Runrún

Aunque hay que decir que, ver y entender, no nos engañemos, se ve y se entiende con los ojos y el entendimiento de los demás: no menos falibles, ni más exactos que nuestros propios atributos, seriamente trastocados ante inevitables e inagotables imprevistos.
La opinión de los demás no sólo nos influye, negativa o afirmativamente, sino que necesitamos de ella para vivir y sobrevivir con cierta y digna holgura. Llevándonos esta situación, a veces, a una indeseable situación de dependencia del pensamiento ajeno, aunque éste sea pobre, estéril, pueril, ingenuo, bobalicón o, simplemente, no tenga visos lógicos de sostenimiento o consistencia alguna.
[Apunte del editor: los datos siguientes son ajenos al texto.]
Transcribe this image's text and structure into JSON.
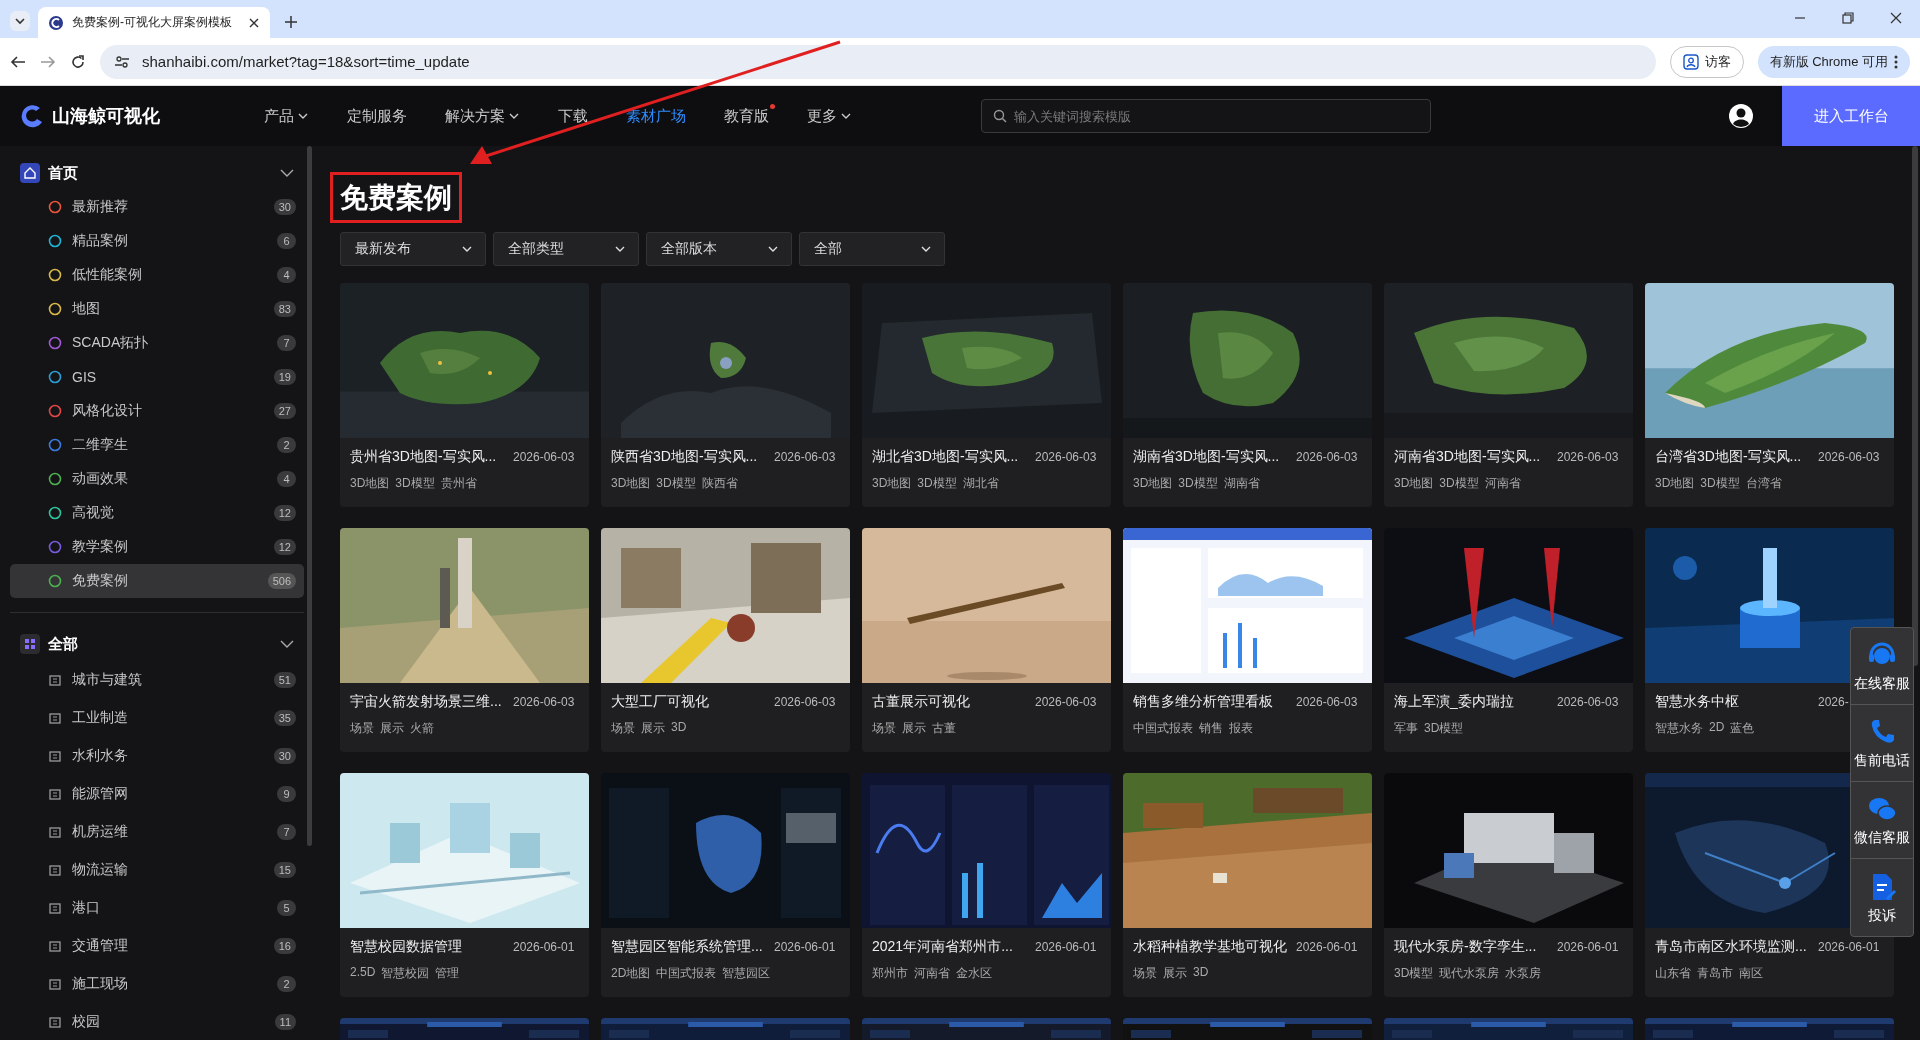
{
  "browser": {
    "tab_title": "免费案例-可视化大屏案例模板",
    "url": "shanhaibi.com/market?tag=18&sort=time_update",
    "profile": "访客",
    "update_button": "有新版 Chrome 可用"
  },
  "nav": {
    "logo": "山海鲸可视化",
    "items": [
      {
        "label": "产品",
        "dropdown": true,
        "selected": false,
        "dot": false
      },
      {
        "label": "定制服务",
        "dropdown": false,
        "selected": false,
        "dot": false
      },
      {
        "label": "解决方案",
        "dropdown": true,
        "selected": false,
        "dot": false
      },
      {
        "label": "下载",
        "dropdown": false,
        "selected": false,
        "dot": false
      },
      {
        "label": "素材广场",
        "dropdown": false,
        "selected": true,
        "dot": false
      },
      {
        "label": "教育版",
        "dropdown": false,
        "selected": false,
        "dot": true
      },
      {
        "label": "更多",
        "dropdown": true,
        "selected": false,
        "dot": false
      }
    ],
    "search": {
      "placeholder": "输入关键词搜索模版"
    },
    "workspace_button": "进入工作台"
  },
  "sidebar": {
    "groups": [
      {
        "title": "首页",
        "expanded": true,
        "items": [
          {
            "label": "最新推荐",
            "count": "30",
            "color": "#e8553b",
            "selected": false
          },
          {
            "label": "精品案例",
            "count": "6",
            "color": "#1fb5d6",
            "selected": false
          },
          {
            "label": "低性能案例",
            "count": "4",
            "color": "#d8b84a",
            "selected": false
          },
          {
            "label": "地图",
            "count": "83",
            "color": "#d8b84a",
            "selected": false
          },
          {
            "label": "SCADA拓扑",
            "count": "7",
            "color": "#a05ad8",
            "selected": false
          },
          {
            "label": "GIS",
            "count": "19",
            "color": "#2a9fd6",
            "selected": false
          },
          {
            "label": "风格化设计",
            "count": "27",
            "color": "#e04848",
            "selected": false
          },
          {
            "label": "二维孪生",
            "count": "2",
            "color": "#3b7be0",
            "selected": false
          },
          {
            "label": "动画效果",
            "count": "4",
            "color": "#4caf50",
            "selected": false
          },
          {
            "label": "高视觉",
            "count": "12",
            "color": "#2ec4a0",
            "selected": false
          },
          {
            "label": "教学案例",
            "count": "12",
            "color": "#7a5ae0",
            "selected": false
          },
          {
            "label": "免费案例",
            "count": "506",
            "color": "#4caf50",
            "selected": true
          }
        ]
      },
      {
        "title": "全部",
        "expanded": true,
        "items": [
          {
            "label": "城市与建筑",
            "count": "51",
            "selected": false
          },
          {
            "label": "工业制造",
            "count": "35",
            "selected": false
          },
          {
            "label": "水利水务",
            "count": "30",
            "selected": false
          },
          {
            "label": "能源管网",
            "count": "9",
            "selected": false
          },
          {
            "label": "机房运维",
            "count": "7",
            "selected": false
          },
          {
            "label": "物流运输",
            "count": "15",
            "selected": false
          },
          {
            "label": "港口",
            "count": "5",
            "selected": false
          },
          {
            "label": "交通管理",
            "count": "16",
            "selected": false
          },
          {
            "label": "施工现场",
            "count": "2",
            "selected": false
          },
          {
            "label": "校园",
            "count": "11",
            "selected": false
          }
        ]
      }
    ]
  },
  "page": {
    "title": "免费案例",
    "filters": [
      "最新发布",
      "全部类型",
      "全部版本",
      "全部"
    ],
    "cards": [
      {
        "title": "贵州省3D地图-写实风...",
        "date": "2026-06-03",
        "tags": [
          "3D地图",
          "3D模型",
          "贵州省"
        ]
      },
      {
        "title": "陕西省3D地图-写实风...",
        "date": "2026-06-03",
        "tags": [
          "3D地图",
          "3D模型",
          "陕西省"
        ]
      },
      {
        "title": "湖北省3D地图-写实风...",
        "date": "2026-06-03",
        "tags": [
          "3D地图",
          "3D模型",
          "湖北省"
        ]
      },
      {
        "title": "湖南省3D地图-写实风...",
        "date": "2026-06-03",
        "tags": [
          "3D地图",
          "3D模型",
          "湖南省"
        ]
      },
      {
        "title": "河南省3D地图-写实风...",
        "date": "2026-06-03",
        "tags": [
          "3D地图",
          "3D模型",
          "河南省"
        ]
      },
      {
        "title": "台湾省3D地图-写实风...",
        "date": "2026-06-03",
        "tags": [
          "3D地图",
          "3D模型",
          "台湾省"
        ]
      },
      {
        "title": "宇宙火箭发射场景三维...",
        "date": "2026-06-03",
        "tags": [
          "场景",
          "展示",
          "火箭"
        ]
      },
      {
        "title": "大型工厂可视化",
        "date": "2026-06-03",
        "tags": [
          "场景",
          "展示",
          "3D"
        ]
      },
      {
        "title": "古董展示可视化",
        "date": "2026-06-03",
        "tags": [
          "场景",
          "展示",
          "古董"
        ]
      },
      {
        "title": "销售多维分析管理看板",
        "date": "2026-06-03",
        "tags": [
          "中国式报表",
          "销售",
          "报表"
        ]
      },
      {
        "title": "海上军演_委内瑞拉",
        "date": "2026-06-03",
        "tags": [
          "军事",
          "3D模型"
        ]
      },
      {
        "title": "智慧水务中枢",
        "date": "2026-",
        "tags": [
          "智慧水务",
          "2D",
          "蓝色"
        ]
      },
      {
        "title": "智慧校园数据管理",
        "date": "2026-06-01",
        "tags": [
          "2.5D",
          "智慧校园",
          "管理"
        ]
      },
      {
        "title": "智慧园区智能系统管理...",
        "date": "2026-06-01",
        "tags": [
          "2D地图",
          "中国式报表",
          "智慧园区"
        ]
      },
      {
        "title": "2021年河南省郑州市...",
        "date": "2026-06-01",
        "tags": [
          "郑州市",
          "河南省",
          "金水区"
        ]
      },
      {
        "title": "水稻种植教学基地可视化",
        "date": "2026-06-01",
        "tags": [
          "场景",
          "展示",
          "3D"
        ]
      },
      {
        "title": "现代水泵房-数字孪生...",
        "date": "2026-06-01",
        "tags": [
          "3D模型",
          "现代水泵房",
          "水泵房"
        ]
      },
      {
        "title": "青岛市南区水环境监测...",
        "date": "2026-06-01",
        "tags": [
          "山东省",
          "青岛市",
          "南区"
        ]
      }
    ]
  },
  "service_panel": [
    {
      "label": "在线客服"
    },
    {
      "label": "售前电话"
    },
    {
      "label": "微信客服"
    },
    {
      "label": "投诉"
    }
  ]
}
El problema, tal vez indigno de esa denominación, aflora cuando se hace evidente, palmaria, perspicua y, por supuesto, incómoda la falta de coincidencia de nuestro ser, de nuestro pensamiento, con el ser y el pensamiento de los demás, que juzgamos, pobrecitos, más elevado y perfecto y noble. En ese momento, preciso y cruel, saltarán nuestras alarmas internas, tan profundas y que creíamos tan inútiles por albergar esa esperanza de sostener que estamos resguardados de toda influencia externa, llevándonos las mismas, casi inconscientemente, y ya emergidos de nuestras profundidades, a un complejo procedimiento de mudanza mental, ideológica y pragmática, y haciéndonos confraternizar e identificarnos con ese ser ajeno y distante y, a veces, indeseado, sin importarnos que, necesariamente, por no tratarse de nuestra particular persona, precisamente convenga aplicar al otro una reflexión y tratamiento ajenos, distantes y distintos a los utilizados con y para nosotros mismos.